The St. Louis Beacon represents one highly ambitious test case. The three-year-old nonprofit site sees a future in developing community relationships that it can then leverage for revenue.
“We think of ourselves not as an online newspaper but as an engine of engagement,” says editor and founder Margaret Wolf Freivogel. “Our job is not just to toss information at people but to figure out how we can serve them better. That means meeting them where they are and in whatever way they find convenient.”
“The community conversation is just as important to our mission as our journalism,” says Nicole Hollway, general manager of the Beacon. “We really see it as crucial to our success not to just deliver information, but also hearing information and helping people with the information they need to make their community better.”

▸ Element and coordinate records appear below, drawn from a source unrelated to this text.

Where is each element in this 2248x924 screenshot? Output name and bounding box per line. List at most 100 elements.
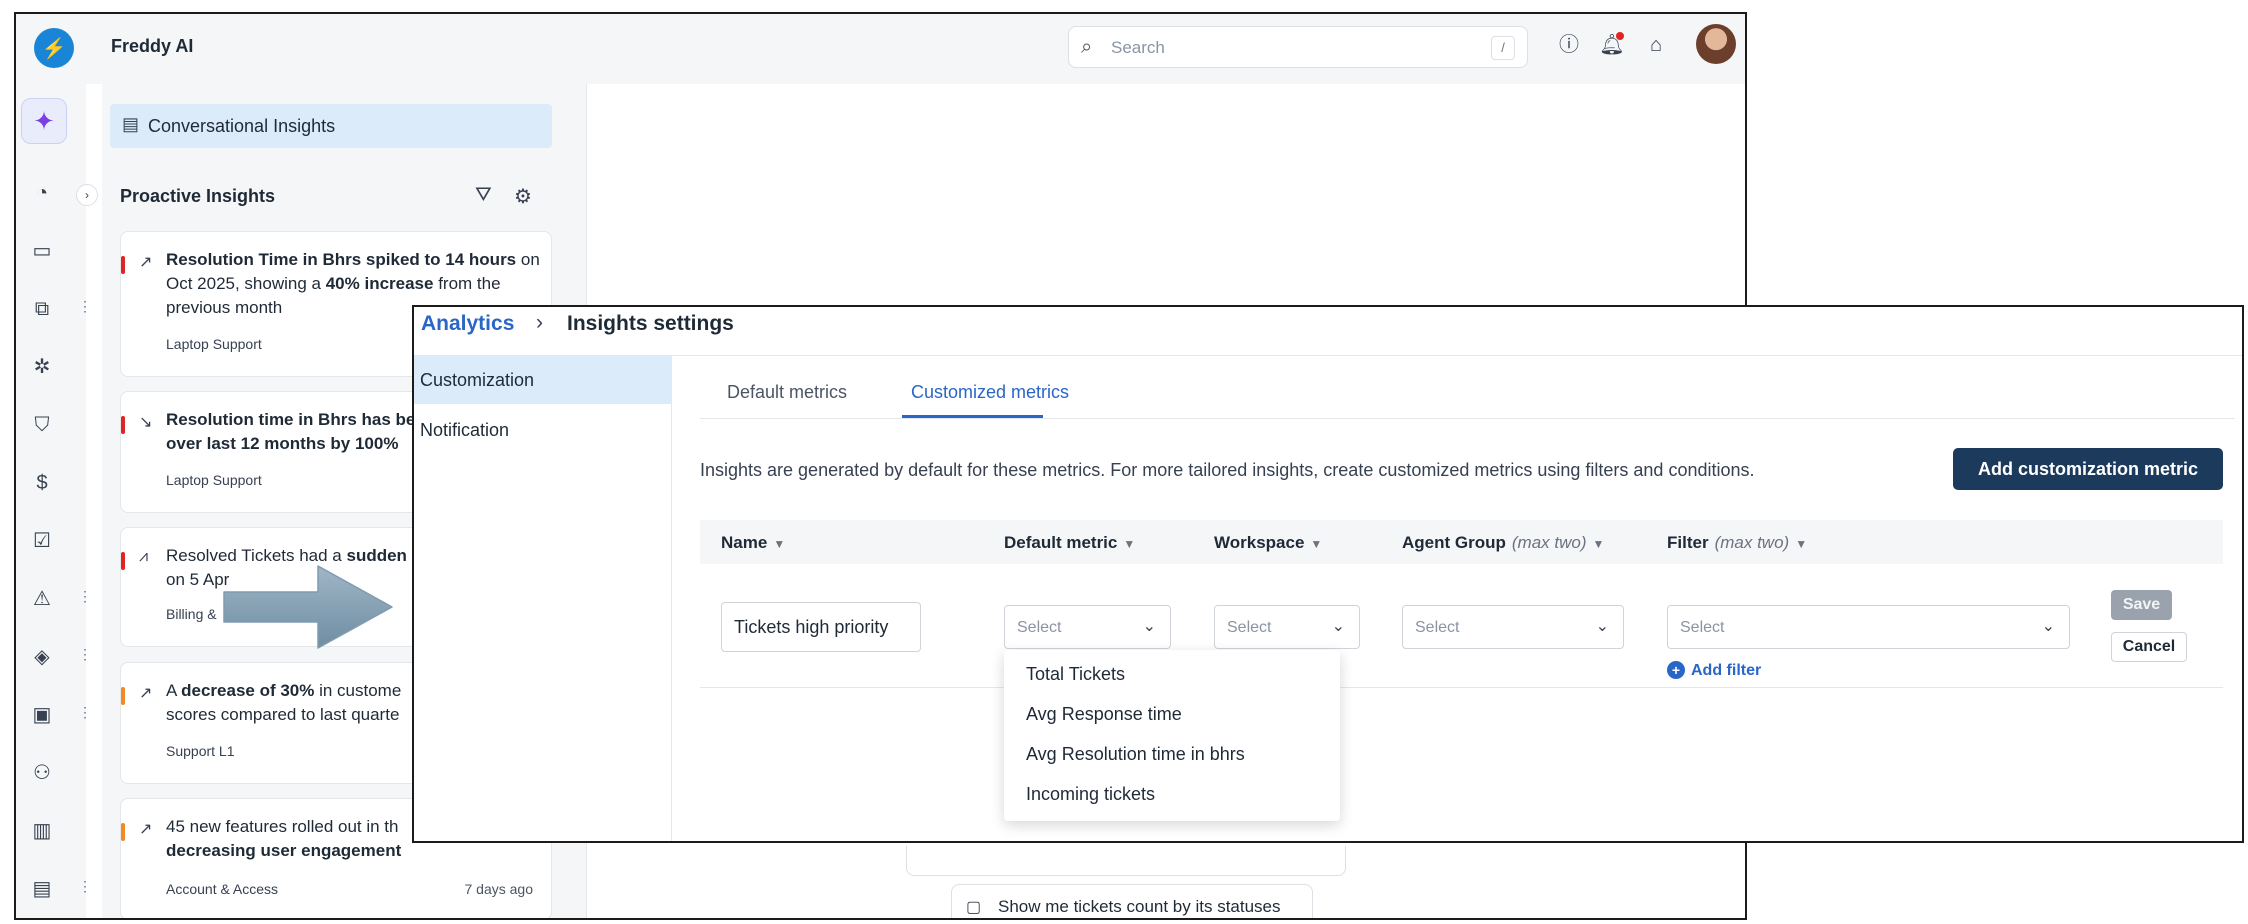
expand-chevron-icon[interactable]: › <box>76 184 98 206</box>
dropdown-option[interactable]: Avg Response time <box>1026 704 1182 725</box>
sort-caret-icon: ▼ <box>1310 537 1323 551</box>
severity-bar <box>121 416 125 434</box>
settings-gear-icon[interactable]: ⚙ <box>514 184 532 209</box>
book-icon[interactable]: ▥ <box>26 815 58 847</box>
severity-bar <box>121 256 125 274</box>
severity-bar <box>121 823 125 841</box>
filter-select[interactable]: Select ⌄ <box>1667 605 2070 649</box>
chevron-down-icon: ⌄ <box>1331 618 1345 635</box>
shield-icon[interactable]: ⛉ <box>26 409 58 441</box>
save-button[interactable]: Save <box>2111 590 2172 620</box>
insight-tag: Account & Access <box>166 881 279 897</box>
breadcrumb-analytics-link[interactable]: Analytics <box>421 312 514 336</box>
table-header: Name ▼ Default metric ▼ Workspace ▼ Agent G… <box>700 520 2223 564</box>
chat-icon: ▤ <box>122 114 140 134</box>
marketplace-icon[interactable]: ⌂ <box>1643 32 1669 58</box>
dashboard-icon[interactable]: ◔ <box>26 177 58 209</box>
contacts-icon[interactable]: ▣ <box>26 699 58 731</box>
column-header-name[interactable]: Name ▼ <box>721 533 785 553</box>
checklist-icon[interactable]: ☑ <box>26 525 58 557</box>
layers-icon[interactable]: ◈ <box>26 641 58 673</box>
insight-tag: Support L1 <box>166 743 235 759</box>
default-metric-select[interactable]: Select ⌄ <box>1004 605 1171 649</box>
analytics-icon[interactable]: ▤ <box>26 873 58 905</box>
user-settings-icon[interactable]: ⚇ <box>26 757 58 789</box>
notification-dot <box>1616 32 1624 40</box>
insight-age: 7 days ago <box>464 881 534 897</box>
info-text: Insights are generated by default for th… <box>700 460 1755 480</box>
breadcrumb-separator: › <box>536 311 543 334</box>
insight-tag: Laptop Support <box>166 336 262 352</box>
more-options-icon[interactable]: ⋮ <box>78 646 92 663</box>
column-header-default-metric[interactable]: Default metric ▼ <box>1004 533 1135 553</box>
bug-icon[interactable]: ✲ <box>26 351 58 383</box>
cancel-button[interactable]: Cancel <box>2111 632 2187 662</box>
sort-caret-icon: ▼ <box>1795 537 1808 551</box>
tabs-divider <box>700 418 2235 419</box>
left-navigation-rail: ✦ › ◔ ▭ ⧉ ⋮ ✲ ⛉ $ ☑ ⚠ ⋮ ◈ ⋮ ▣ ⋮ ⚇ ▥ ▤ ⋮ <box>16 84 98 918</box>
dropdown-option[interactable]: Avg Resolution time in bhrs <box>1026 744 1245 765</box>
more-options-icon[interactable]: ⋮ <box>78 588 92 605</box>
trend-up-icon: ↗ <box>139 685 153 702</box>
tab-default-metrics[interactable]: Default metrics <box>727 382 847 403</box>
conversational-insights-label: Conversational Insights <box>148 116 336 136</box>
search-shortcut-key: / <box>1491 36 1515 60</box>
default-metric-dropdown: Total Tickets Avg Response time Avg Reso… <box>1004 650 1340 821</box>
filter-icon[interactable]: ⛛ <box>475 184 492 207</box>
workspace-select[interactable]: Select ⌄ <box>1214 605 1360 649</box>
sparkle-icon[interactable]: ✦ <box>21 98 67 144</box>
agent-group-select[interactable]: Select ⌄ <box>1402 605 1624 649</box>
notification-bell-icon[interactable]: 🔔︎ <box>1599 32 1625 58</box>
chat-bubble-icon: ▢ <box>966 899 982 916</box>
insight-tag: Laptop Support <box>166 472 262 488</box>
add-filter-link[interactable]: + Add filter <box>1667 661 1761 680</box>
severity-bar <box>121 687 125 705</box>
plus-icon: + <box>1667 661 1685 679</box>
chat-suggestion-fragment <box>906 846 1346 876</box>
ticket-icon[interactable]: ▭ <box>26 235 58 267</box>
suggested-prompt-chip[interactable]: ▢ Show me tickets count by its statuses <box>951 884 1313 918</box>
column-header-filter[interactable]: Filter (max two) ▼ <box>1667 533 1807 553</box>
dropdown-option[interactable]: Total Tickets <box>1026 664 1125 685</box>
currency-icon[interactable]: $ <box>26 467 58 499</box>
conversational-insights-button[interactable]: ▤ Conversational Insights <box>110 104 552 148</box>
severity-bar <box>121 552 125 570</box>
dropdown-option[interactable]: Incoming tickets <box>1026 784 1155 805</box>
chevron-down-icon: ⌄ <box>2041 618 2055 635</box>
settings-sidebar: Customization Notification <box>414 356 672 841</box>
column-header-workspace[interactable]: Workspace ▼ <box>1214 533 1322 553</box>
search-placeholder: Search <box>1111 38 1165 57</box>
alert-icon[interactable]: ⚠ <box>26 583 58 615</box>
workflow-icon[interactable]: ⧉ <box>26 293 58 325</box>
top-bar: ⚡ Freddy AI ⌕ Search / ⓘ 🔔︎ ⌂ <box>16 14 1745 84</box>
app-title: Freddy AI <box>111 36 194 56</box>
sort-caret-icon: ▼ <box>773 537 786 551</box>
more-options-icon[interactable]: ⋮ <box>78 878 92 895</box>
tab-customized-metrics[interactable]: Customized metrics <box>911 382 1069 403</box>
column-header-agent-group[interactable]: Agent Group (max two) ▼ <box>1402 533 1604 553</box>
row-divider <box>700 687 2223 688</box>
freshworks-logo-icon[interactable]: ⚡ <box>34 28 74 68</box>
metric-name-input[interactable]: Tickets high priority <box>721 602 921 652</box>
more-options-icon[interactable]: ⋮ <box>78 704 92 721</box>
chevron-down-icon: ⌄ <box>1595 618 1609 635</box>
trend-down-icon: ↘ <box>139 414 153 431</box>
more-options-icon[interactable]: ⋮ <box>78 298 92 315</box>
insight-tag: Billing & <box>166 606 217 622</box>
sidebar-item-notification[interactable]: Notification <box>414 406 672 454</box>
select-placeholder: Select <box>1680 619 1725 636</box>
chart-spike-icon: ⩘ <box>139 548 149 565</box>
suggested-prompt-label: Show me tickets count by its statuses <box>998 897 1281 916</box>
help-icon[interactable]: ⓘ <box>1556 32 1582 58</box>
proactive-insights-title: Proactive Insights <box>120 186 276 206</box>
select-placeholder: Select <box>1017 619 1062 636</box>
trend-up-icon: ↗ <box>139 254 153 271</box>
select-placeholder: Select <box>1227 619 1272 636</box>
user-avatar[interactable] <box>1696 24 1736 64</box>
chevron-down-icon: ⌄ <box>1142 618 1156 635</box>
select-placeholder: Select <box>1415 619 1460 636</box>
search-input[interactable]: ⌕ Search / <box>1068 26 1528 68</box>
header-divider <box>414 355 2242 356</box>
add-customization-metric-button[interactable]: Add customization metric <box>1953 448 2223 490</box>
sidebar-item-customization[interactable]: Customization <box>414 356 672 404</box>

The mission shapes not only the content of the Beacon Web site but also extends to social media, community partnerships and organizing and facilitating regular meetings where residents can talk with one another about issues such as race, class and housing disparities – issues that people usually only talk to friends or co-workers about.
“Meeting new people in respectful, intelligent conversation about touchy subjects is valued and gives them hope for the future of St. Louis,” Hollway said.
It’s tough to put a value on those exchanges. But Hollway believes that if the Beacon can develop close, trusted relationships in the community, it can offer the benefit of those relationships to advertisers and sponsors.
“My long-term vision for the Beacon is that through content and conversation we can be expert in high-touch communication, in how to reach people and have an interaction with them,” Hollway says. “We will know them well.”
The Beacon, in other words, is creating a model that reconnects journalism with community and serves significant purpose of improving public consideration of civic issues. This effort could lead to a revenue source that does not now exist.
As we enter 2011, community media are experimenting with content and engagement as well as revenue, and the right combination of the three may be at the vanguard of the new economics of news.
Michele McLellan is a journalist and consultant who works on projects that help foster a healthy local news ecosystem. Her principal clients are the John S. and James L. Knight Foundation and Knight Digital Media Center at the University of Southern California. Her independent research into the emerging community news landscape is supported by The Patterson Foundation and the Reynolds Journalism Institute.